The Minot City Council’s Public Works and Safety Committee voted to direct city staff to develop a plan and process for taking action against derelict properties, based on criteria set out by the committee. The criteria include classifying houses based on structural defects, weeds, health and safety and determining which houses should be demolished and which should be rehabilitated. Each property would be on a timeline, based on the seriousness of its condition.
Council member and committee chairman Scott Knudsvig proposed the initial criteria. He said city staff has been addressing problems, but the criteria can help direct those efforts.
Shaun Sipma, spokesman for a citizens group concerned about homes abandoned after the 2011 flood, said the group stands ready to assist in being the eyes in the neighborhoods, ensuring that properties are identified and alerting the city to the status of an owner’s progress on a targeted property.
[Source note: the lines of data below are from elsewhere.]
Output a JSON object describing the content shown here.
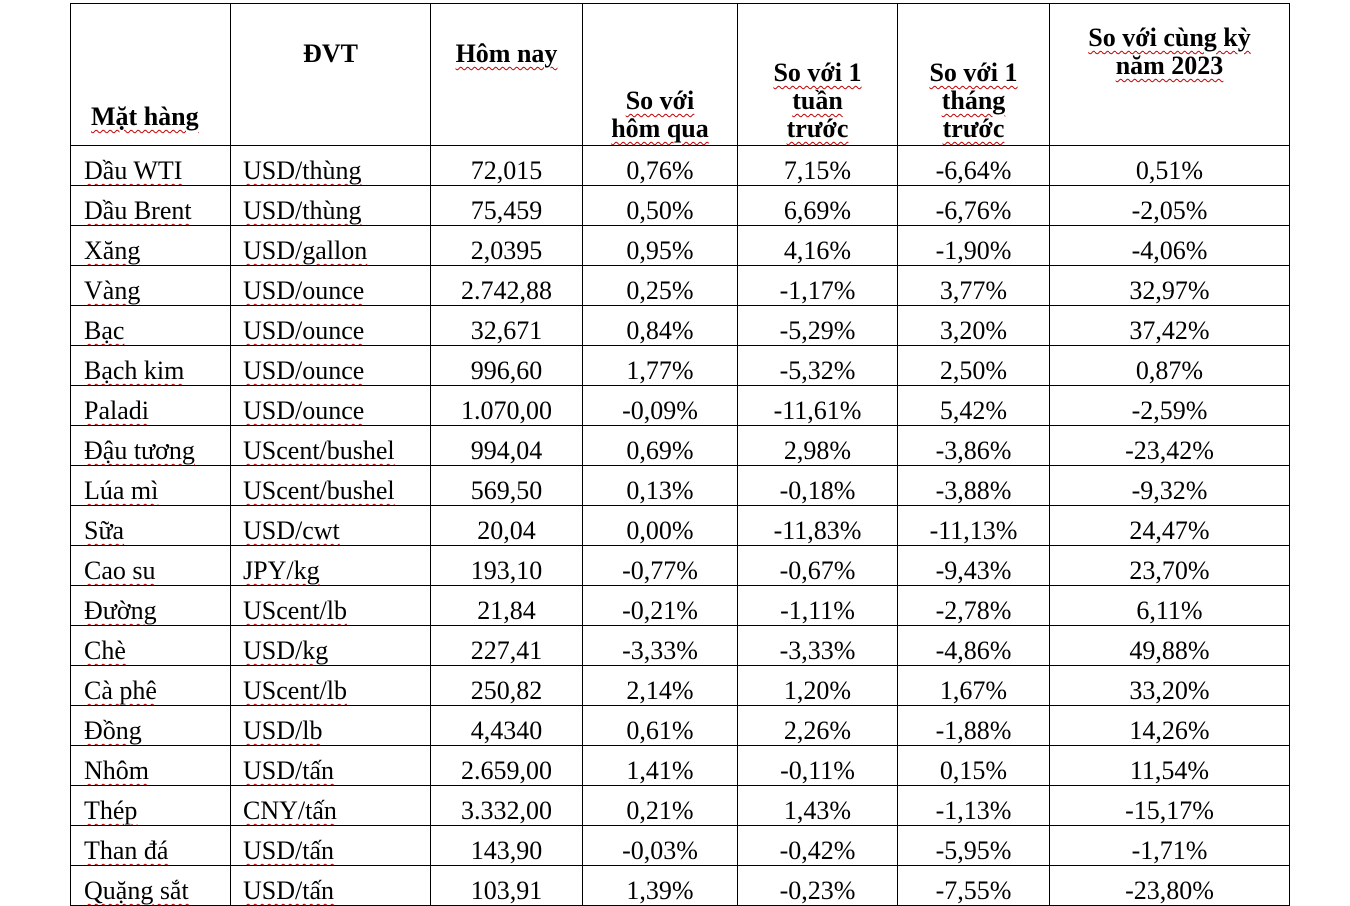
{
  "headers": {
    "item": "Mặt hàng",
    "unit": "ĐVT",
    "today": "Hôm nay",
    "vs_yesterday": [
      "So với",
      "hôm qua"
    ],
    "vs_week": [
      "So với 1",
      "tuần",
      "trước"
    ],
    "vs_month": [
      "So với 1",
      "tháng",
      "trước"
    ],
    "vs_year": [
      "So với cùng kỳ",
      "năm 2023"
    ]
  },
  "rows": [
    {
      "item": "Dầu WTI",
      "unit": "USD/thùng",
      "today": "72,015",
      "day": "0,76%",
      "week": "7,15%",
      "month": "-6,64%",
      "year": "0,51%"
    },
    {
      "item": "Dầu Brent",
      "unit": "USD/thùng",
      "today": "75,459",
      "day": "0,50%",
      "week": "6,69%",
      "month": "-6,76%",
      "year": "-2,05%"
    },
    {
      "item": "Xăng",
      "unit": "USD/gallon",
      "today": "2,0395",
      "day": "0,95%",
      "week": "4,16%",
      "month": "-1,90%",
      "year": "-4,06%"
    },
    {
      "item": "Vàng",
      "unit": "USD/ounce",
      "today": "2.742,88",
      "day": "0,25%",
      "week": "-1,17%",
      "month": "3,77%",
      "year": "32,97%"
    },
    {
      "item": "Bạc",
      "unit": "USD/ounce",
      "today": "32,671",
      "day": "0,84%",
      "week": "-5,29%",
      "month": "3,20%",
      "year": "37,42%"
    },
    {
      "item": "Bạch kim",
      "unit": "USD/ounce",
      "today": "996,60",
      "day": "1,77%",
      "week": "-5,32%",
      "month": "2,50%",
      "year": "0,87%"
    },
    {
      "item": "Paladi",
      "unit": "USD/ounce",
      "today": "1.070,00",
      "day": "-0,09%",
      "week": "-11,61%",
      "month": "5,42%",
      "year": "-2,59%"
    },
    {
      "item": "Đậu tương",
      "unit": "UScent/bushel",
      "today": "994,04",
      "day": "0,69%",
      "week": "2,98%",
      "month": "-3,86%",
      "year": "-23,42%"
    },
    {
      "item": "Lúa mì",
      "unit": "UScent/bushel",
      "today": "569,50",
      "day": "0,13%",
      "week": "-0,18%",
      "month": "-3,88%",
      "year": "-9,32%"
    },
    {
      "item": "Sữa",
      "unit": "USD/cwt",
      "today": "20,04",
      "day": "0,00%",
      "week": "-11,83%",
      "month": "-11,13%",
      "year": "24,47%"
    },
    {
      "item": "Cao su",
      "unit": "JPY/kg",
      "today": "193,10",
      "day": "-0,77%",
      "week": "-0,67%",
      "month": "-9,43%",
      "year": "23,70%"
    },
    {
      "item": "Đường",
      "unit": "UScent/lb",
      "today": "21,84",
      "day": "-0,21%",
      "week": "-1,11%",
      "month": "-2,78%",
      "year": "6,11%"
    },
    {
      "item": "Chè",
      "unit": "USD/kg",
      "today": "227,41",
      "day": "-3,33%",
      "week": "-3,33%",
      "month": "-4,86%",
      "year": "49,88%"
    },
    {
      "item": "Cà phê",
      "unit": "UScent/lb",
      "today": "250,82",
      "day": "2,14%",
      "week": "1,20%",
      "month": "1,67%",
      "year": "33,20%"
    },
    {
      "item": "Đồng",
      "unit": "USD/lb",
      "today": "4,4340",
      "day": "0,61%",
      "week": "2,26%",
      "month": "-1,88%",
      "year": "14,26%"
    },
    {
      "item": "Nhôm",
      "unit": "USD/tấn",
      "today": "2.659,00",
      "day": "1,41%",
      "week": "-0,11%",
      "month": "0,15%",
      "year": "11,54%"
    },
    {
      "item": "Thép",
      "unit": "CNY/tấn",
      "today": "3.332,00",
      "day": "0,21%",
      "week": "1,43%",
      "month": "-1,13%",
      "year": "-15,17%"
    },
    {
      "item": "Than đá",
      "unit": "USD/tấn",
      "today": "143,90",
      "day": "-0,03%",
      "week": "-0,42%",
      "month": "-5,95%",
      "year": "-1,71%"
    },
    {
      "item": "Quặng sắt",
      "unit": "USD/tấn",
      "today": "103,91",
      "day": "1,39%",
      "week": "-0,23%",
      "month": "-7,55%",
      "year": "-23,80%"
    }
  ]
}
“This isn’t a witch hunt. We are not going after a bunch of homeowners who don’t have the resources to rebuild these houses to kick someone when they are down,” Sipma said. Rather, he said, financial institutions or others with resources to take care of these properties should be reminded of their obligations.
He also urged the city to step up its efforts.
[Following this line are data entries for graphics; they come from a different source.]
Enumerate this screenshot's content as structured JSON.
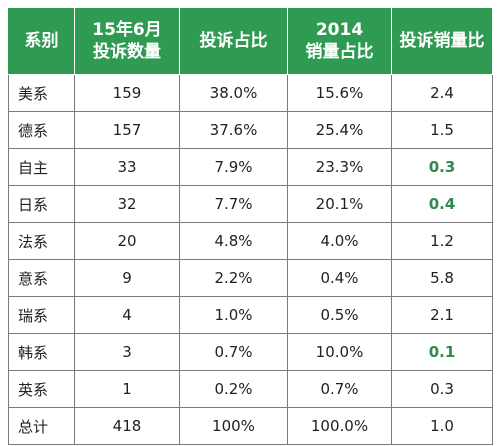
{
  "colors": {
    "header_bg": "#2e9a52",
    "header_text": "#ffffff",
    "highlight_text": "#2e8b4c",
    "grid": "#7a7a7a"
  },
  "chart_data": {
    "type": "table",
    "columns": [
      {
        "key": "category",
        "lines": [
          "系别"
        ]
      },
      {
        "key": "complaints",
        "lines": [
          "15年6月",
          "投诉数量"
        ]
      },
      {
        "key": "complaint_share",
        "lines": [
          "投诉占比"
        ]
      },
      {
        "key": "sales_share",
        "lines": [
          "2014",
          "销量占比"
        ]
      },
      {
        "key": "complaint_sales_ratio",
        "lines": [
          "投诉销量比"
        ]
      }
    ],
    "rows": [
      {
        "category": "美系",
        "complaints": "159",
        "complaint_share": "38.0%",
        "sales_share": "15.6%",
        "complaint_sales_ratio": "2.4",
        "highlight": false
      },
      {
        "category": "德系",
        "complaints": "157",
        "complaint_share": "37.6%",
        "sales_share": "25.4%",
        "complaint_sales_ratio": "1.5",
        "highlight": false
      },
      {
        "category": "自主",
        "complaints": "33",
        "complaint_share": "7.9%",
        "sales_share": "23.3%",
        "complaint_sales_ratio": "0.3",
        "highlight": true
      },
      {
        "category": "日系",
        "complaints": "32",
        "complaint_share": "7.7%",
        "sales_share": "20.1%",
        "complaint_sales_ratio": "0.4",
        "highlight": true
      },
      {
        "category": "法系",
        "complaints": "20",
        "complaint_share": "4.8%",
        "sales_share": "4.0%",
        "complaint_sales_ratio": "1.2",
        "highlight": false
      },
      {
        "category": "意系",
        "complaints": "9",
        "complaint_share": "2.2%",
        "sales_share": "0.4%",
        "complaint_sales_ratio": "5.8",
        "highlight": false
      },
      {
        "category": "瑞系",
        "complaints": "4",
        "complaint_share": "1.0%",
        "sales_share": "0.5%",
        "complaint_sales_ratio": "2.1",
        "highlight": false
      },
      {
        "category": "韩系",
        "complaints": "3",
        "complaint_share": "0.7%",
        "sales_share": "10.0%",
        "complaint_sales_ratio": "0.1",
        "highlight": true
      },
      {
        "category": "英系",
        "complaints": "1",
        "complaint_share": "0.2%",
        "sales_share": "0.7%",
        "complaint_sales_ratio": "0.3",
        "highlight": false
      },
      {
        "category": "总计",
        "complaints": "418",
        "complaint_share": "100%",
        "sales_share": "100.0%",
        "complaint_sales_ratio": "1.0",
        "highlight": false
      }
    ]
  }
}
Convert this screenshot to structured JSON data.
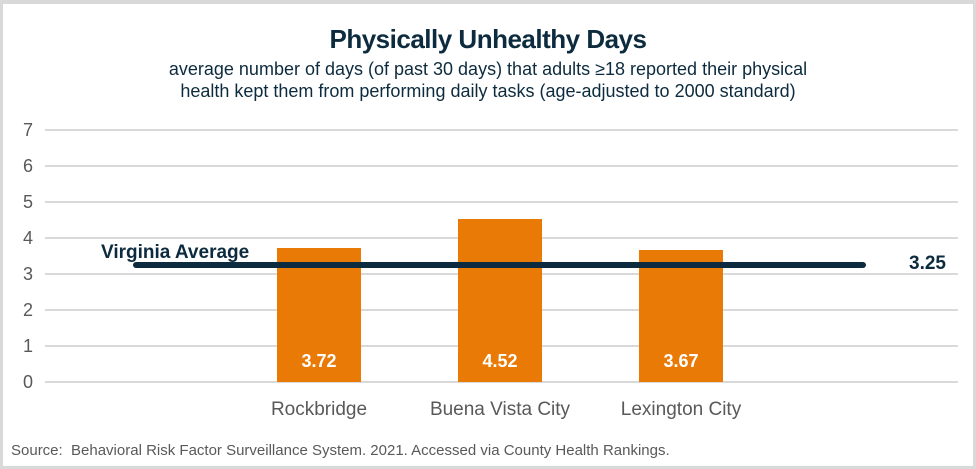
{
  "header": {
    "title": "Physically Unhealthy Days",
    "subtitle_line1": "average number of days (of past 30 days) that adults ≥18 reported their physical",
    "subtitle_line2": "health kept them from performing daily tasks (age-adjusted to 2000 standard)"
  },
  "chart_data": {
    "type": "bar",
    "title": "Physically Unhealthy Days",
    "subtitle": "average number of days (of past 30 days) that adults ≥18 reported their physical health kept them from performing daily tasks (age-adjusted to 2000 standard)",
    "categories": [
      "Rockbridge",
      "Buena Vista City",
      "Lexington City"
    ],
    "values": [
      3.72,
      4.52,
      3.67
    ],
    "value_labels": [
      "3.72",
      "4.52",
      "3.67"
    ],
    "ylim": [
      0,
      7
    ],
    "ytick_step": 1,
    "yticks": [
      0,
      1,
      2,
      3,
      4,
      5,
      6,
      7
    ],
    "grid": true,
    "legend": "none",
    "reference_line": {
      "label": "Virginia Average",
      "value": 3.25,
      "value_label": "3.25"
    },
    "colors": {
      "bar": "#ea7a06",
      "reference_line": "#0d2b3e",
      "gridline": "#d9d9d9",
      "axis_text": "#595959",
      "title_text": "#0d2b3e"
    }
  },
  "footer": {
    "source": "Source:  Behavioral Risk Factor Surveillance System. 2021. Accessed via County Health Rankings."
  }
}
“Over the last three years, we have seen the deterioration of these homes continue. Hundreds of these homes really haven’t gotten any better. I think the hope of seeing progress is past,” he said. “In three years, if nothing has been done, nothing is going to be done.”
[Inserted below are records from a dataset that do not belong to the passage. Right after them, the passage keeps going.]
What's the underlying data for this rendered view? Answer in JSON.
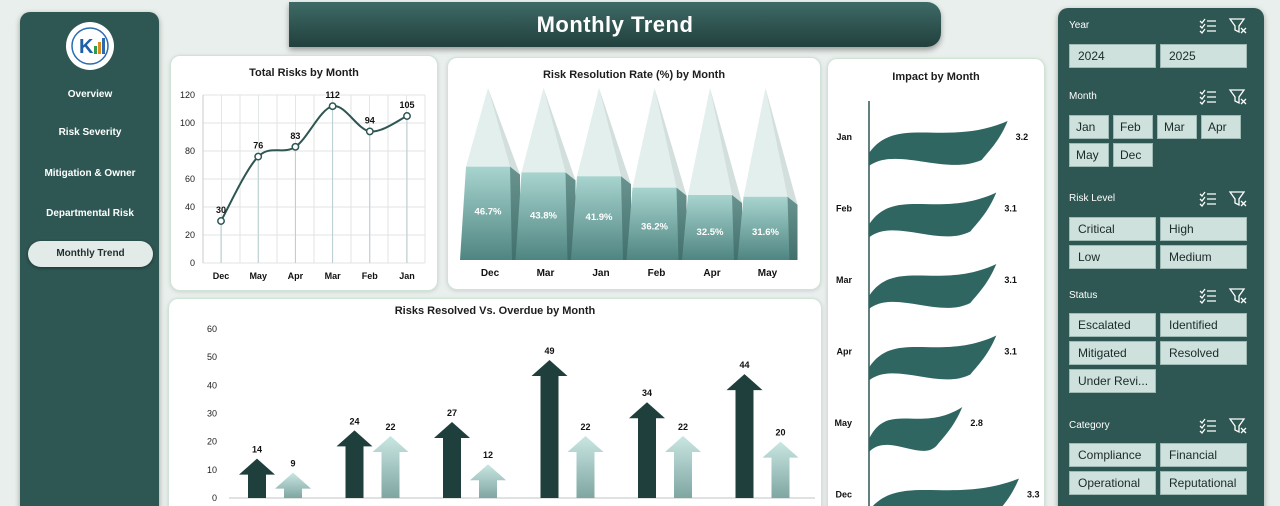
{
  "nav": {
    "items": [
      "Overview",
      "Risk Severity",
      "Mitigation & Owner",
      "Departmental Risk",
      "Monthly Trend"
    ],
    "active": "Monthly Trend"
  },
  "header": {
    "title": "Monthly Trend"
  },
  "charts": {
    "total_risks": {
      "title": "Total Risks by Month"
    },
    "resolution_rate": {
      "title": "Risk Resolution Rate (%) by Month"
    },
    "resolved_overdue": {
      "title": "Risks Resolved Vs. Overdue by Month"
    },
    "impact": {
      "title": "Impact by Month"
    }
  },
  "chart_data": [
    {
      "type": "line",
      "title": "Total Risks by Month",
      "categories": [
        "Dec",
        "May",
        "Apr",
        "Mar",
        "Feb",
        "Jan"
      ],
      "values": [
        30,
        76,
        83,
        112,
        94,
        105
      ],
      "ylim": [
        0,
        120
      ],
      "yticks": [
        0,
        20,
        40,
        60,
        80,
        100,
        120
      ],
      "grid": true
    },
    {
      "type": "bar",
      "title": "Risk Resolution Rate (%) by Month",
      "categories": [
        "Dec",
        "Mar",
        "Jan",
        "Feb",
        "Apr",
        "May"
      ],
      "values": [
        46.7,
        43.8,
        41.9,
        36.2,
        32.5,
        31.6
      ],
      "labels": [
        "46.7%",
        "43.8%",
        "41.9%",
        "36.2%",
        "32.5%",
        "31.6%"
      ]
    },
    {
      "type": "bar",
      "title": "Risks Resolved Vs. Overdue by Month",
      "ylim": [
        0,
        60
      ],
      "yticks": [
        0,
        10,
        20,
        30,
        40,
        50,
        60
      ],
      "series": [
        {
          "values": [
            14,
            24,
            27,
            49,
            34,
            44
          ]
        },
        {
          "values": [
            9,
            22,
            12,
            22,
            22,
            20
          ]
        }
      ]
    },
    {
      "type": "bar",
      "title": "Impact by Month",
      "categories": [
        "Jan",
        "Feb",
        "Mar",
        "Apr",
        "May",
        "Dec"
      ],
      "values": [
        3.2,
        3.1,
        3.1,
        3.1,
        2.8,
        3.3
      ]
    }
  ],
  "slicers": [
    {
      "title": "Year",
      "options": [
        "2024",
        "2025"
      ]
    },
    {
      "title": "Month",
      "options": [
        "Jan",
        "Feb",
        "Mar",
        "Apr",
        "May",
        "Dec"
      ]
    },
    {
      "title": "Risk Level",
      "options": [
        "Critical",
        "High",
        "Low",
        "Medium"
      ]
    },
    {
      "title": "Status",
      "options": [
        "Escalated",
        "Identified",
        "Mitigated",
        "Resolved",
        "Under Revi..."
      ]
    },
    {
      "title": "Category",
      "options": [
        "Compliance",
        "Financial",
        "Operational",
        "Reputational"
      ]
    }
  ],
  "colors": {
    "panel": "#2e5652",
    "accent_dark": "#1f3f3c",
    "accent_light": "#a9d3cf",
    "line": "#2e5652"
  }
}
Information provided in a memo to the committee stated that one resident documented more than 300 properties in various states of disrepair. City engineer Lance Meyer said the city has identified more than 70 properties that need attention and has been refining that list and prioritizing properties to address the most serious issues first.
Council member Dave Lehner said he is concerned that banks have five years to dispose of properties that come into their possession. He presented the scenario of a homeowner who hangs onto a property and does nothing for three years before losing the property to a bank, which has another five years in which it may do nothing.
City attorney Colleen Auer said an owner is accountable to keep a property in compliance with housing code, regardless of who the owner is. The city can take a violator to court to enforce an abatement order.
Auer said the city has authority to declare a health and safety violation if there are structural issues. If there are environmental issues, then First District Health Unit gets involved. Lehner asked about getting into homes to determine whether a health issue exists, and Auer responded that it can be done through an administrative warrant.
The city and First District have been tap-dancing around who should be seeking warrants, she said.
“We need to get past that,” she said. “We, the city, will do everything in our power to move that forward.”
She said the city would urge First District to stand behind it on any warrant actions, adding, “As long as our interests are aligned and they are and we are motivated to get this done, then we can make it happen.”